Può bastare essere inseriti nel sistema di controllo degli oli DOP e IGP per ottenere il premio o, piuttosto, bisogna cominciare a pensare a parametri di valutazione maggiormente selettivi e stringenti? L'ho chiesto in un’interrogazione al ministro Maurizio Martina perchè il sistema ha rivelato da tempo gravi falle a discapito di una produzione che dovrebbe rappresentare il fiore all’occhiello, in tutto il mondo, della qualità del Made in Italy agroalimentare.
Serve subito una circolare applicativa per chiarire i termini relativi all'erogazione dei premi, alla luce della nuova Pac.
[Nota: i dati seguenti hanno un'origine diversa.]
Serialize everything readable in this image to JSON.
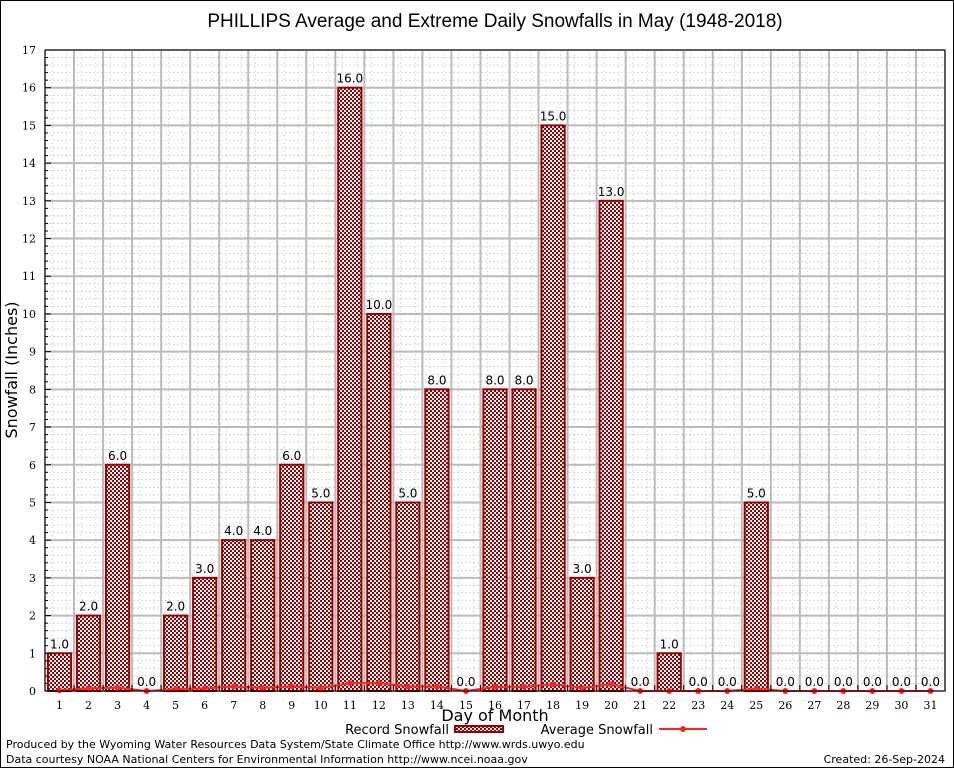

Come pure, è necessaria una revisione dei decreti 61414 e 61413 per scongiurare la perdita del riconoscimento giuridico dei Consorzi di tutela del comparto olio DOP e IGP.
Ciò che è accaduto al Consorzio per la Valorizzazione e la Tutela dell'olio extravergine di oliva D.O.P. Terra di Bari è replicabile, purtroppo, anche in altri territori: il sistema dei consorzi è a rischio, è il caso dunque di introdurre una misura secondo cui le olive certificate, sul cui quantitativo si calcola oggi la percentuale prevista dai "decreti De Castro", siano solo quelle da cui si ottiene l'olio extravergine di oliva DOP realmente certificato, consentendo in tal modo ai Consorzi interessati, sia l'ottenimento del riconoscimento giuridico, che il suo mantenimento.
Il caso della DOP Terra di Bari è emblematico: il Consorzio è stato costituito allo scopo di promuovere, valorizzare e tutelare gli interessi generali della Denominazione di Origine Protetta Terra di Bari, territorio olivetato nazionale dove si ottiene la maggiore quantità di olio extravergine di oliva di qualità, ottenendo il relativo riconoscimento giuridico dal Ministero.
Con l'introduzione del regolamento CE 73/2009 e del premio di 1 euro per chilogrammo di olio certificato, si è verificata una esponenziale adesione di produttori al sistema di controllo della DOP Terra di Bari, a cui però ha corrisposto solo in minima parte una contestuale adesione degli stessi produttori al Consorzio.
Ciò ha determinato la perdita del riconoscimento giuridico per il Consorzio, che riferisce che nelle quattro annualità in cui è stato erogato il premio, solo una parte dell'olio ottenuto dalle olive convalidate è stato certificato (circa il 45% ) mentre la gran parte, pur non essendo stato sottoposto a certificazione, ha beneficiato del premio previsto.
L’immissione nel mercato di una massiccia quantità di olio "potenzialmente DOP" ha prodotto di fatto un disvalore ed una banalizzazione dell'olio certificato DOP che, negli anni antecedenti alla entrata in vigore del citato regolamento, era riuscito ad attestarsi ad un prezzo di mercato superiore di un 15% rispetto al prezzo dell'olio extravergine convenzionale.
Questa situazione, che non riguarda solo le Terre di Bari, è resa ancor più critica dal Decreto Ministeriale n. 6513 del 18/11/2014, che recepisce il regolamento UE 1307/2013, e dal premio accoppiato previsto per le superfici olivetate dei produttori che sono presenti nei sistemi di controllo delle produzioni di qualità DOP e IGP. È evidente dunque che il ministro Martina debba agire con urgenza.